From now on, use the created / updated .xcworkspace (not .xcodeproj) to work on your app.

Binary XCFramework

XCFramework is a binary format for framework distribution, which solves the most annoying problem of binary frameworks: architecture incompatibility. One bundle contains versions for all supported architectures: physical devices (armv7 and arm64) and simulators (i386 and x86_64). Learn more about binary frameworks and XCFramework in this WWDC session.

On the releases page, you will find binary XCFramework files attached to YMKit releases starting with v2.0.0. To use on of those files, just unzip it and drag the XCFramework bundle to the Frameworks, Libraries, and Embedded Content section in your target’s General settings.

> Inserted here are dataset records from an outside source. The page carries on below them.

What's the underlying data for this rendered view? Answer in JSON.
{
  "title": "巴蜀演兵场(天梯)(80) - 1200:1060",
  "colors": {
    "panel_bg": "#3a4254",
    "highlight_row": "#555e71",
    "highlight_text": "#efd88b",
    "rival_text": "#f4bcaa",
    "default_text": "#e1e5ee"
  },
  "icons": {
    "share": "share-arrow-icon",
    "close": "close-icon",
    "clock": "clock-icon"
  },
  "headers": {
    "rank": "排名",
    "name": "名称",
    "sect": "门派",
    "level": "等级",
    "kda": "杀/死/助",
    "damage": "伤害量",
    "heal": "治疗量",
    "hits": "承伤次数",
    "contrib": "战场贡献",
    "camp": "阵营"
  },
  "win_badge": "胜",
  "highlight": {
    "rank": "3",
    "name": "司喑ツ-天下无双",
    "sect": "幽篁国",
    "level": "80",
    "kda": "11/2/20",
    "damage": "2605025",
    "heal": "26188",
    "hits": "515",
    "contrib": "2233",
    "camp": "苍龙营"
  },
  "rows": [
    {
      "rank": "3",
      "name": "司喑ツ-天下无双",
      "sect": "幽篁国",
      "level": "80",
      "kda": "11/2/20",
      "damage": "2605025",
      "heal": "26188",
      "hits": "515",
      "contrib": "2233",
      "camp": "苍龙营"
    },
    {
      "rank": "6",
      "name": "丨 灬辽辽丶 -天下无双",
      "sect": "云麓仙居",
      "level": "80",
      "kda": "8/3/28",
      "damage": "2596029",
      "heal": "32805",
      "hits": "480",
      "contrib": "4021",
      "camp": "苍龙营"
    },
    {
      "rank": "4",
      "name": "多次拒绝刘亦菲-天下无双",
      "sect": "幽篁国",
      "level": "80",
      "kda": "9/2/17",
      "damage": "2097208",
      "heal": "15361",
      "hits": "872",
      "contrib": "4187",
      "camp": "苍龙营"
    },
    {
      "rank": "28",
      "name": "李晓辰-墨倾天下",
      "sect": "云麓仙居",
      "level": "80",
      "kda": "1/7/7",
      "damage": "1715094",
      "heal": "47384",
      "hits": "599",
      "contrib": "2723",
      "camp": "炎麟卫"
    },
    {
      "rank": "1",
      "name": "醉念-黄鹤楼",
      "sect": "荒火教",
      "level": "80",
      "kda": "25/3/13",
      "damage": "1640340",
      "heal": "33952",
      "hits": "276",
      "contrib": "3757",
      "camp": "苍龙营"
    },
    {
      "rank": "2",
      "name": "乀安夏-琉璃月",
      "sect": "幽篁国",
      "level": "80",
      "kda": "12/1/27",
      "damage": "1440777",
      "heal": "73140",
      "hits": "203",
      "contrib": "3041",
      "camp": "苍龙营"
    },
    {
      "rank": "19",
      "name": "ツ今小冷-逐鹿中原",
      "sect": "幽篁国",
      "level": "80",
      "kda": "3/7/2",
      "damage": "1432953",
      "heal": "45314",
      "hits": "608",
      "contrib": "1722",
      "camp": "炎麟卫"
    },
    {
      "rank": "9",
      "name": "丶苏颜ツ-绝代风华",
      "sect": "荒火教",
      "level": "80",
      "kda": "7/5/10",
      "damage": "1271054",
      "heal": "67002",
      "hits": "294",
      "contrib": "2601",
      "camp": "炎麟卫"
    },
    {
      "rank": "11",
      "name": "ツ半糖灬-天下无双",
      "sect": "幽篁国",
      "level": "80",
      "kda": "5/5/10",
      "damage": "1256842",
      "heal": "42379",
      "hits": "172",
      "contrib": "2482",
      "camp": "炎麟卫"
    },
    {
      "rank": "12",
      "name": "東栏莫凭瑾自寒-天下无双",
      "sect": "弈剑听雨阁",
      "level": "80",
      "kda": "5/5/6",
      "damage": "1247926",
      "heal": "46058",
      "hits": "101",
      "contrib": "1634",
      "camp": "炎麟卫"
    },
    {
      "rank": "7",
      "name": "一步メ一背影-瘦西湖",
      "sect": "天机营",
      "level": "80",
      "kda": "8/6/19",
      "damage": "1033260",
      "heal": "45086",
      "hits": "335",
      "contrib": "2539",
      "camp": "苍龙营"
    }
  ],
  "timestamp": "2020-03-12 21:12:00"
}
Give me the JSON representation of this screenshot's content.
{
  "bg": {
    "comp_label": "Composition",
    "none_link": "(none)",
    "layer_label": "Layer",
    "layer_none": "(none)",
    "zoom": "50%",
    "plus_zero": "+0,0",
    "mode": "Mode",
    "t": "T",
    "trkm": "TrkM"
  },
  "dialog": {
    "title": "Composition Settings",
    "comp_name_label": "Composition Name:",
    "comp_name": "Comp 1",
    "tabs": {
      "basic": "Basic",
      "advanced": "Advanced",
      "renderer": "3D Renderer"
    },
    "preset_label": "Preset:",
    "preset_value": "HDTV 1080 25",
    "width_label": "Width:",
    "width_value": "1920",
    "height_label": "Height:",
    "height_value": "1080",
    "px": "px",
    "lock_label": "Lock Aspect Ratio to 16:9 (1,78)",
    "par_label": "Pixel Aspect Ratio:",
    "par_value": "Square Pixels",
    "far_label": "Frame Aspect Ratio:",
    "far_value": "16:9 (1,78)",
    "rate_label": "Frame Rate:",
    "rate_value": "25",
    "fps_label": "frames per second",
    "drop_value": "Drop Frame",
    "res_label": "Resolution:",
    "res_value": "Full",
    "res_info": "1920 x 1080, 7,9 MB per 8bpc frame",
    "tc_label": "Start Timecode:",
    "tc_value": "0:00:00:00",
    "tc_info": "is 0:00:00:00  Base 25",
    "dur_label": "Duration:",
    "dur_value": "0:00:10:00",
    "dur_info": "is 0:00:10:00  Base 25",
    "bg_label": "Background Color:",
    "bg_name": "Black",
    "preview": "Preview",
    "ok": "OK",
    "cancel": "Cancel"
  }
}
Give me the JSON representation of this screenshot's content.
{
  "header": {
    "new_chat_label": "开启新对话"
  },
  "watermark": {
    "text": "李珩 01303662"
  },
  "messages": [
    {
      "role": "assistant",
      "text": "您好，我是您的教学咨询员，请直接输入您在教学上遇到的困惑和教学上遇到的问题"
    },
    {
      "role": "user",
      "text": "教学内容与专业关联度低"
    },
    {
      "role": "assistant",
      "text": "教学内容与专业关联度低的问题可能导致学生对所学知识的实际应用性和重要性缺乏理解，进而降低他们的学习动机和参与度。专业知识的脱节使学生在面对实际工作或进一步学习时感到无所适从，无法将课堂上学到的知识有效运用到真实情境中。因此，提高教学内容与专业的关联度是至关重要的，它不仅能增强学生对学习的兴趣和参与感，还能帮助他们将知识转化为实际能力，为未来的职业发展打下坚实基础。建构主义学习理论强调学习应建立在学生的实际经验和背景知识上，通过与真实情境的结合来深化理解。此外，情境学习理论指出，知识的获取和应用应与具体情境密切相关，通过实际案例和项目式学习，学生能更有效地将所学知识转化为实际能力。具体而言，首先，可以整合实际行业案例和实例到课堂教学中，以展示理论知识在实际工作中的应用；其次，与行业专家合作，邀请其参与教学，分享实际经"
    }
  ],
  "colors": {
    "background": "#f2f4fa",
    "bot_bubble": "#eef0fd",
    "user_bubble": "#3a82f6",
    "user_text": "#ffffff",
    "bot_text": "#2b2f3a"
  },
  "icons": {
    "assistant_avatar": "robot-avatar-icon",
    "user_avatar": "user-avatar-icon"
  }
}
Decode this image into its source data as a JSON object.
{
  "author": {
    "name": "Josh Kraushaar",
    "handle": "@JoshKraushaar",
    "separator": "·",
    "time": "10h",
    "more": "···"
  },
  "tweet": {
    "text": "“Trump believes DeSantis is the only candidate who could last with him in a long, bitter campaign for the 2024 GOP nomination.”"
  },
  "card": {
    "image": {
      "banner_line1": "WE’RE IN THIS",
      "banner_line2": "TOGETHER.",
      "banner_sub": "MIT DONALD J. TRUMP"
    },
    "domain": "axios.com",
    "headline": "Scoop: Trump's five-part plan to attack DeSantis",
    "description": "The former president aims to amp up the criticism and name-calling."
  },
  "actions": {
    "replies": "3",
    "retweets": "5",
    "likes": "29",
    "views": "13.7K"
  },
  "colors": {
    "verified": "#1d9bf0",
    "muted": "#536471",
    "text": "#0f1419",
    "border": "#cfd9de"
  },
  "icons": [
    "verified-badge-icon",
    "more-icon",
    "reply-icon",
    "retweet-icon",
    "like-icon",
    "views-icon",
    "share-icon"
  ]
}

Keep in mind there’s no auto-update feature for XCFrameworks at this time. You have to repeat the steps above every time a new version is released.

General Usage Tips

Just as with all frameworks, you need to import YMKit in files you’d like to use its methods in. You’ve most likely done it before: the most trivial example is UIKit. It’s recommended to put all import statements at the top of your code files, but you can do it anywhere, in fact. Anyway, just add the following to your .swift file:

import YMKit

Here’s a pro tip. You can activate extensions of all built-in types (such as Date, UIColor, String, etc.) for your entire project at once—to do it, import YMKit in AppDelegate.swift.

// AppDelegate.swift

import UIKit

// Import YMKit here:
import YMKit

// That's it!

class AppDelegate: UIResponder, UIApplicationDelegate {
// ...

This hack won’t work with types declared in YMKit, such as YMFormatter: to use them, you’ll still need to import YMKit in individual code files.

In-Depth Documentation

My ultimate goal is to cover 100% of types, properties, and methods with accurate, detailed, and extensive documentation. At the moment, the rate is near 90%.

To view documentation for a given type, property, or method, just Option-click its name, and the [likely] familiar pop-up will appear. You can browse source files as well, of course.

Thanks to Jazzy, documentation for YMKit is also available on the web at kit.ym.dev. However, it is only valid for the most recent release version.